After that interview, his eyes were opened, Wisecup said. He attended a Division 3 college, joined social organizations, did a lot of volunteering, and worked diligently to keep his grades up. The following year, he reapplied and won a spot at the Naval Academy.

Wisecup’s first encounter with Seals happened in between his freshman and sophomore years at the Academy. “I had never met better people in my life. They were kind, they were focused, they were fit, they were inclusive,” he said. “I liked their qualities, I liked their ethics, I liked their character, and I decided then that I wanted to be around people like that.”

That’s when he set out on the rigorous path to becoming a Seal himself. With great focus and determination, he was able to secure one of fifteen positions for Seal training when he graduated from the Naval Academy in 1998. Though over 140 people began that training with Wisecup, under 20 graduated. “It’s no joke that it is one of the hardest military training programs in the world. People go there and they want to be Seals, they’re prepared physically, they’re trained – and they still quit,” he said.

Mike Wisecup on board an LCAC with the USS Nassau
in the background on the coast of Djibouti in 2002
Mental strength and the ability to deal with failure repeatedly are important in making it through Seal training, Wisecup said. “The biggest thing I learned coming out of Seal training is that I can do anything I want to do if I just focus on it and work hard,” he said.

Wisecup’s career as a Seal included many deployments, including to Southeast Asia, Iraq, and Afghanistan. During one deployment he was injured and earned a purple heart. He was involved in the invasion of Iraq in 2003 and came full circle to help the U.S. pull out of Iraq in 2010.
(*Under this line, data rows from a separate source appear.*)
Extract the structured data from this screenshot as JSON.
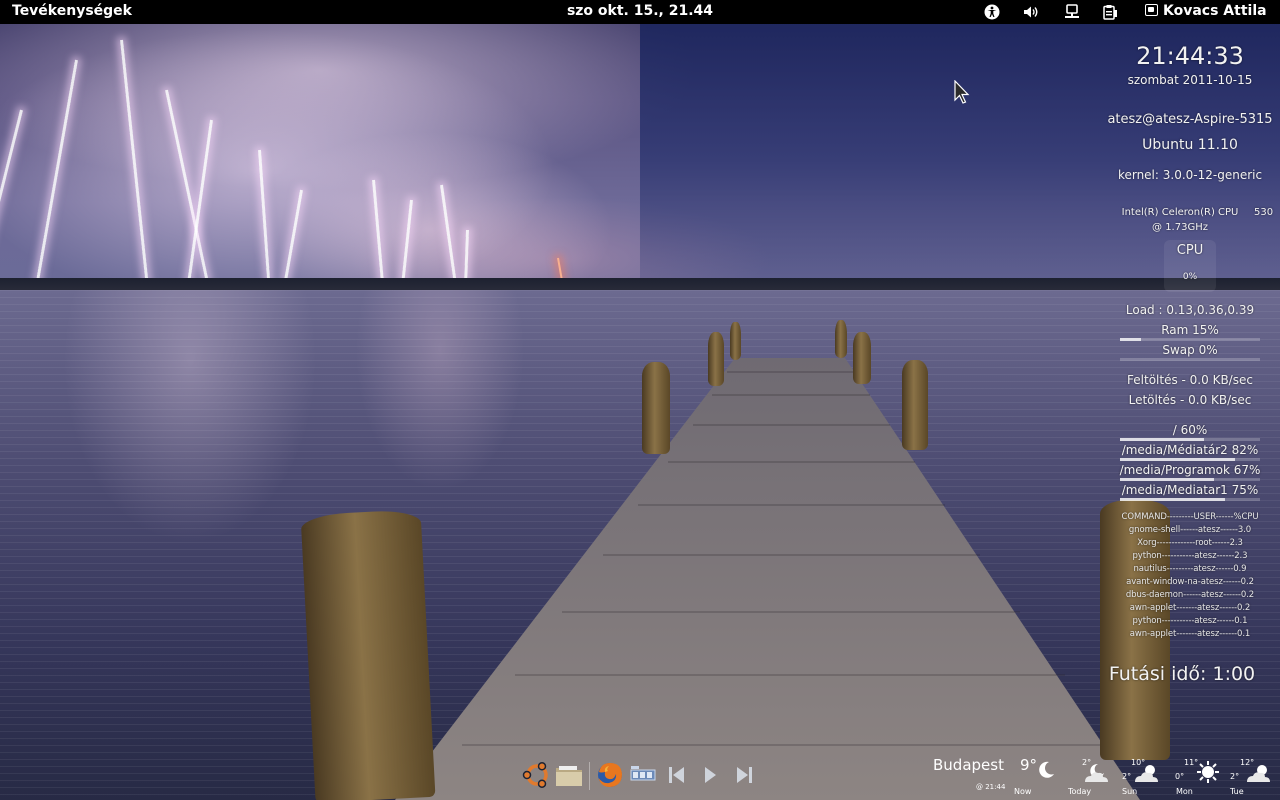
{
  "top_panel": {
    "activities_label": "Tevékenységek",
    "clock": "szo okt. 15., 21.44",
    "user_name": "Kovacs Attila",
    "tray_icons": [
      "accessibility-icon",
      "volume-icon",
      "network-icon",
      "clipboard-icon"
    ]
  },
  "conky": {
    "time": "21:44:33",
    "date": "szombat 2011-10-15",
    "user_host": "atesz@atesz-Aspire-5315",
    "os": "Ubuntu 11.10",
    "kernel": "kernel: 3.0.0-12-generic",
    "cpu_model_line1": "Intel(R) Celeron(R) CPU",
    "cpu_model_num": "530",
    "cpu_model_line2": "@ 1.73GHz",
    "cpu_label": "CPU",
    "cpu_percent": "0%",
    "load": "Load : 0.13,0.36,0.39",
    "ram": "Ram 15%",
    "ram_fraction": 0.15,
    "swap": "Swap 0%",
    "swap_fraction": 0.0,
    "upload": "Feltöltés - 0.0 KB/sec",
    "download": "Letöltés - 0.0 KB/sec",
    "filesystems": [
      {
        "label": "/ 60%",
        "fraction": 0.6
      },
      {
        "label": "/media/Médiatár2 82%",
        "fraction": 0.82
      },
      {
        "label": "/media/Programok 67%",
        "fraction": 0.67
      },
      {
        "label": "/media/Mediatar1 75%",
        "fraction": 0.75
      }
    ],
    "processes": [
      "COMMAND---------USER------%CPU",
      "gnome-shell------atesz------3.0",
      "Xorg-------------root------2.3",
      "python-----------atesz------2.3",
      "nautilus---------atesz------0.9",
      "avant-window-na-atesz------0.2",
      "dbus-daemon------atesz------0.2",
      "awn-applet-------atesz------0.2",
      "python-----------atesz------0.1",
      "awn-applet-------atesz------0.1"
    ],
    "uptime": "Futási idő: 1:00"
  },
  "dock": {
    "icons": [
      "ubuntu-logo-icon",
      "file-manager-icon",
      "firefox-icon",
      "workspace-switcher-icon",
      "previous-track-icon",
      "play-icon",
      "next-track-icon"
    ]
  },
  "weather": {
    "city": "Budapest",
    "current_temp": "9°",
    "updated": "@ 21:44",
    "now_label": "Now",
    "days": [
      {
        "label": "Today",
        "high": "2°",
        "low": ""
      },
      {
        "label": "Sun",
        "high": "10°",
        "low": "2°"
      },
      {
        "label": "Mon",
        "high": "11°",
        "low": "0°"
      },
      {
        "label": "Tue",
        "high": "12°",
        "low": "2°"
      }
    ]
  }
}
In 2007, Wisecup was selected as an Olmstead Scholar, a program that immerses military officers into another culture while they earn a master’s degree. He and his wife spent two years in Mumbai, India, an important growing experience for him as a person, Wisecup said. sheer number of people, the pollution, being treated differently as a minority, and the disparity between classes were all challenges Wisecup had never faced before. He said they saw both the best of humanity and the worst, every single day. “It really makes you question who you are as a person,” he said.

That questioning remained when he returned, he said. It changed the way he lives now, prompting him to question why things are done a certain way, to challenge assumptions, and to look at all sides of an issue to gain new perspective.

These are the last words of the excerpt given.